I really have to remember to be kind to myself and actually try to function when I'm unwell. Otherwise things spiral even faster.

Look after your physical health

Taking steps to look after your physical health can help you manage your mental health too.

  • get enough sleep – this can help you have the energy to cope with difficult feelings and experiences. (See our pages on coping with sleep problems for more tips.)
  • eat healthily – what you eat, and when you eat, can make a big difference to how well you feel. (See our pages on food and mood for more tips.)
  • keep physically active – doing regular exercise can be very effective in lifting your mood and increasing your energy levels. It doesn't have to be very strenuous or sporty to be effective – to start with you could try gentle exercise like going for a short walk, yoga or swimming. The important thing is to pick something you enjoy doing, so you're more likely to stick with it. If you are physically disabled, you may want to contact a local disability group or Disability Rights UK for information about exercises you might be able to do. Alternatively, ask your doctor for advice. (See our pages on physical activity and sport for more tips.)
  • look after yourself – when you're experiencing a mental health problem, it's easy for personal care to not feel like a priority. But small things, like taking a shower and getting fully dressed, whether or not you're going out of the house, can make a big difference to how you feel.
  • avoid drugs and alcohol – while you might want to use drugs or alcohol to cope with difficult feelings, in the long run they can make you feel a lot worse. You can contact Turning Point for information and support to stop using drugs and alcohol.

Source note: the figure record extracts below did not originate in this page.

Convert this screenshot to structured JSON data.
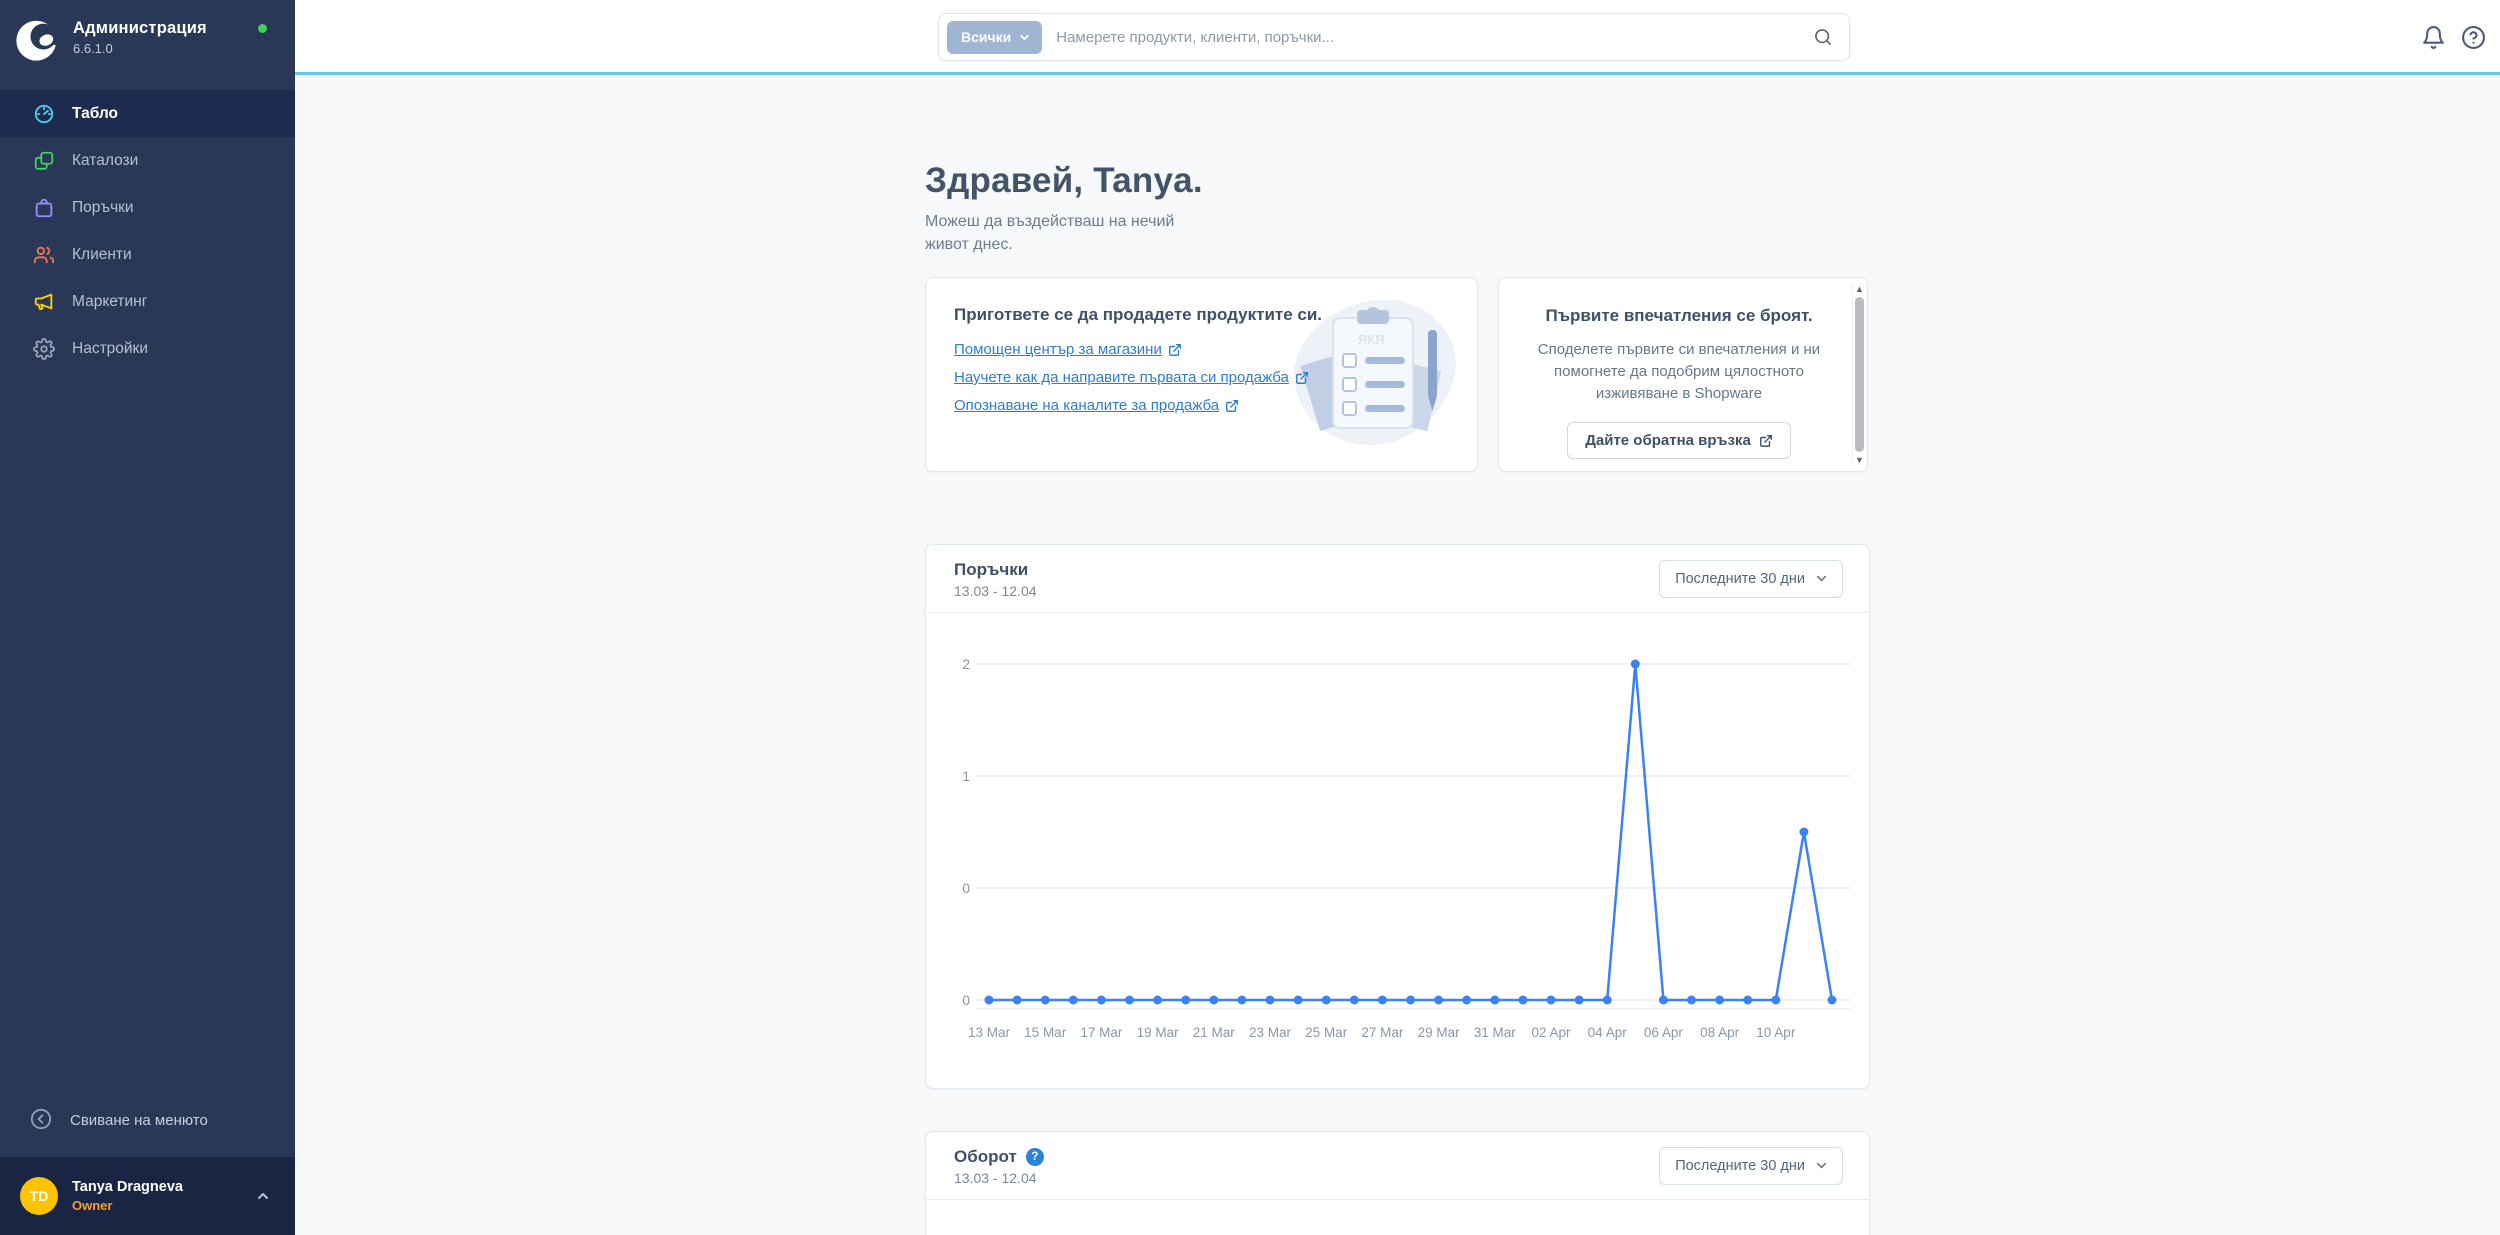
{
  "app": {
    "title": "Администрация",
    "version": "6.6.1.0"
  },
  "sidebar": {
    "items": [
      {
        "label": "Табло",
        "icon": "dashboard-icon",
        "color": "#55cdf2",
        "active": true
      },
      {
        "label": "Каталози",
        "icon": "catalogues-icon",
        "color": "#41d05f",
        "active": false
      },
      {
        "label": "Поръчки",
        "icon": "orders-bag-icon",
        "color": "#9b8df5",
        "active": false
      },
      {
        "label": "Клиенти",
        "icon": "customers-icon",
        "color": "#f4754d",
        "active": false
      },
      {
        "label": "Маркетинг",
        "icon": "marketing-icon",
        "color": "#ffd200",
        "active": false
      },
      {
        "label": "Настройки",
        "icon": "settings-icon",
        "color": "#97a3ba",
        "active": false
      }
    ],
    "collapse_label": "Свиване на менюто",
    "user": {
      "initials": "TD",
      "name": "Tanya Dragneva",
      "role": "Owner"
    }
  },
  "topbar": {
    "filter_label": "Всички",
    "search_placeholder": "Намерете продукти, клиенти, поръчки..."
  },
  "hero": {
    "title": "Здравей, Tanya.",
    "subtitle": "Можеш да въздействаш на нечий живот днес."
  },
  "cards": {
    "getting_started": {
      "title": "Пригответе се да продадете продуктите си.",
      "links": [
        {
          "text": "Помощен център за магазини"
        },
        {
          "text": "Научете как да направите първата си продажба"
        },
        {
          "text": "Опознаване на каналите за продажба"
        }
      ]
    },
    "feedback": {
      "title": "Първите впечатления се броят.",
      "body": "Споделете първите си впечатления и ни помогнете да подобрим цялостното изживяване в Shopware",
      "button_label": "Дайте обратна връзка"
    }
  },
  "orders_card": {
    "title": "Поръчки",
    "range": "13.03 - 12.04",
    "filter_label": "Последните 30 дни"
  },
  "turnover_card": {
    "title": "Оборот",
    "range": "13.03 - 12.04",
    "filter_label": "Последните 30 дни"
  },
  "chart_data": {
    "type": "line",
    "title": "Поръчки",
    "x": [
      "13 Mar",
      "14 Mar",
      "15 Mar",
      "16 Mar",
      "17 Mar",
      "18 Mar",
      "19 Mar",
      "20 Mar",
      "21 Mar",
      "22 Mar",
      "23 Mar",
      "24 Mar",
      "25 Mar",
      "26 Mar",
      "27 Mar",
      "28 Mar",
      "29 Mar",
      "30 Mar",
      "31 Mar",
      "01 Apr",
      "02 Apr",
      "03 Apr",
      "04 Apr",
      "05 Apr",
      "06 Apr",
      "07 Apr",
      "08 Apr",
      "09 Apr",
      "10 Apr",
      "11 Apr",
      "12 Apr"
    ],
    "values": [
      0,
      0,
      0,
      0,
      0,
      0,
      0,
      0,
      0,
      0,
      0,
      0,
      0,
      0,
      0,
      0,
      0,
      0,
      0,
      0,
      0,
      0,
      0,
      2,
      0,
      0,
      0,
      0,
      0,
      1,
      0
    ],
    "shown_x_labels": [
      "13 Mar",
      "15 Mar",
      "17 Mar",
      "19 Mar",
      "21 Mar",
      "23 Mar",
      "25 Mar",
      "27 Mar",
      "29 Mar",
      "31 Mar",
      "02 Apr",
      "04 Apr",
      "06 Apr",
      "08 Apr",
      "10 Apr"
    ],
    "ytick_labels": [
      "2",
      "1",
      "0",
      "0"
    ],
    "ylim": [
      0,
      2
    ],
    "grid": true,
    "legend": "none",
    "line_color": "#3b82f6",
    "grid_color": "#ececf0",
    "axis_label_color": "#8a96a8"
  },
  "colors": {
    "accent_line": "#63c9e8",
    "link": "#2d7dd2",
    "chart_line": "#3b82f6",
    "avatar_bg": "#fdc300",
    "role_text": "#f79b33",
    "status_dot": "#3fd15c",
    "sidebar_bg": "#293857",
    "sidebar_active_bg": "#1d2b4e",
    "user_footer_bg": "#1a2544"
  }
}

Exercise is hugely beneficial, in whatever shape or form. Keep on moving.

Mind's programme Get Set to Go is supporting people living with a mental health problem to get into sport and exercise. Contact your local Mind to see if they're running any groups.

Contact a specialist organisation

If you have a diagnosis, or would like support in a specific area, try contacting a specialist organisation for help. For example:

  • Hearing Voices Network runs an online forum and local groups across the country.
  • Mind Out offers mental health advice and support for anyone who identifies as LGBTQ+.
  • No Panic offers help and advice about anxiety disorders, including a helpline and recovery groups.
  • YoungMinds supports children and young people with their mental health.

Challenge stigma and discrimination

Unfortunately, not everyone understands mental health problems. You might find that that some people hold misconceptions about you based on your diagnosis, or use language you find offensive or hurtful. This can be very upsetting, especially if someone who feels this way is a friend, colleague, family member or a health care professional.

But it's important to remember that you aren't alone, and you don’t have to put up with people treating you badly. Here are some options for you to think about:

  • show people Mind’s information to help them understand more about what your diagnosis really means.
  • know your rights – (see our legal pages for more information)
  • contact an advocate – an advocate is someone who can support your choices and help you make your voice heard. (See our pages on advocacy for more information.)
  • get involved in a campaignTime to Change and Time to Change Wales organise national campaigns to end stigma and discrimination towards mental health problems.

This information was published in December 2015. We will revise it in 2018.